What would make this more promising?

Frontiers become more promising when they move from isolated demonstrations to repeated prospective results under independent evaluation. For this chapter, the strongest signal would be a frontier satisfying its named conditions: virtual-cell perturbation prediction across cell types, autonomous loops that reproduce across labs, AI-designed therapeutics with Phase 3 success, or population-scale variant interpretation with equitable performance.

What should researchers, biotech teams, funders, and program leaders do with this?
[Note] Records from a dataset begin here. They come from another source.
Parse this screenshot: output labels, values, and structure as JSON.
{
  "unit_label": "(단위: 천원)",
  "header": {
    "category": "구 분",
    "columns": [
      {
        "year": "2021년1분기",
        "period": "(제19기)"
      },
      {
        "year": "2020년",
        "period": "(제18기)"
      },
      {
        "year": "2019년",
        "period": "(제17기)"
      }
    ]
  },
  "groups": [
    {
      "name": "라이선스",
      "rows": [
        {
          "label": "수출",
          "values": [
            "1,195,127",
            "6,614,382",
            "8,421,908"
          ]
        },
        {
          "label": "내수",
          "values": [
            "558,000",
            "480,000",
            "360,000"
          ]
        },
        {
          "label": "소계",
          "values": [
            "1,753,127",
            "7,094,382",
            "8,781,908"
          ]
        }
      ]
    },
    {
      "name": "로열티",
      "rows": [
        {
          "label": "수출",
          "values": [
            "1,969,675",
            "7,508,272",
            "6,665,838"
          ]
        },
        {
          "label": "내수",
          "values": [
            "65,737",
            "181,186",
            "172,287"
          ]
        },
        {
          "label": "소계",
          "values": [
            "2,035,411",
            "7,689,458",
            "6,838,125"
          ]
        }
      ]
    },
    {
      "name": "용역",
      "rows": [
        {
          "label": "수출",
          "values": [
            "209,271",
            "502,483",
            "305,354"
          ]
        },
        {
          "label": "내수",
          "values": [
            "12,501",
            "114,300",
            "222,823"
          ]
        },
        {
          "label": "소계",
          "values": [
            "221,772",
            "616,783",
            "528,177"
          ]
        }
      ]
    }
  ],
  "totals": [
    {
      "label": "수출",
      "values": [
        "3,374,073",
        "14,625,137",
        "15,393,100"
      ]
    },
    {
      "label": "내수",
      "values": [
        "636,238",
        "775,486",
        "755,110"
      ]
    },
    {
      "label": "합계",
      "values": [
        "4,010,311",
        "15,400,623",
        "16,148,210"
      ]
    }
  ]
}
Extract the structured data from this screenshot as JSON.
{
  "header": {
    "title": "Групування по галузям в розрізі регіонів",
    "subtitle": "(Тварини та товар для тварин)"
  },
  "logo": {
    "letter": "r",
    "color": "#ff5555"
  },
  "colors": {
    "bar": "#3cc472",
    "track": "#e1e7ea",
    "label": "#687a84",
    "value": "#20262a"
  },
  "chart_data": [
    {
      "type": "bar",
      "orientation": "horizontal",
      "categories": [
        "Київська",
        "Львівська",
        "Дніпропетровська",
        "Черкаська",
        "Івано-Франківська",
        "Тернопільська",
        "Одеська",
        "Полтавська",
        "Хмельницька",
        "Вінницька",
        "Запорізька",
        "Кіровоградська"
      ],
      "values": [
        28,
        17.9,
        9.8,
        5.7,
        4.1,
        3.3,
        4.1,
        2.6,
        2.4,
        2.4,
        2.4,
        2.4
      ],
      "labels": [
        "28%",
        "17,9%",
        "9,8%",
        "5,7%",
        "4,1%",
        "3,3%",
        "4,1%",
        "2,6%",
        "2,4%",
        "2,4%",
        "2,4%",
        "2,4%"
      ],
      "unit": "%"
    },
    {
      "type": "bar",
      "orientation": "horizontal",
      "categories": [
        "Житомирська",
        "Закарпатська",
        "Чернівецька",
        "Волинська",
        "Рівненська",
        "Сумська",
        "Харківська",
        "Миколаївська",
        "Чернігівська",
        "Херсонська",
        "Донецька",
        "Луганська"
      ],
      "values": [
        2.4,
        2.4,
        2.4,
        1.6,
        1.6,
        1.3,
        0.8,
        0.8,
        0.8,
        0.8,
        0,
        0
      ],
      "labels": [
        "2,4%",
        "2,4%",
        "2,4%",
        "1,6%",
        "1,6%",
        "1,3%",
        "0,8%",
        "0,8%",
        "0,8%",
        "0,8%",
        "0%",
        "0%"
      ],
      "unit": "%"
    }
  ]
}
Decisions today that hold up across most futures:

Build on durable foundations, not on the current generation’s architectures. The functions (structure prediction, perturbation modelling, sequence search, generative design) will outlast the named systems. Invest in the workflow patterns, not the brand-name tool.
Choose frontiers to track explicitly. A laboratory cannot engage with every frontier. Pick two or three that match your scientific question and the next-five-year roadmap, and track them with the same discipline you apply to your own field.
Engage at the partially-demonstrated frontier, not at the theoretical or beyond-current frontier. Working with virtual-cell methods for your cell type, autonomous loops for your assay class, or multi-modal models for your modality is reasonable. Building a programme around fully autonomous science or universal foundation models is not.
Insist on the same evidence discipline for forward-looking claims as for retrospective ones. The Evaluation Principles chapter applies to “we are about to do X” as much as to “we have done X.” Blind benchmarks, biology-aware splits, prospective validation, and DOME-compliant reporting are the test.
Read the equity question explicitly. Personalised medicine, global access, and workforce questions are not subsidiary to the technical frontiers; they are the questions that determine whether the technical frontiers produce broad benefit or concentrate it.
Use this chapter as a timestamp. In 2030, note which frontiers materialised, which stalled, and which collapsed into hype. The exercise calibrates judgment about the next round.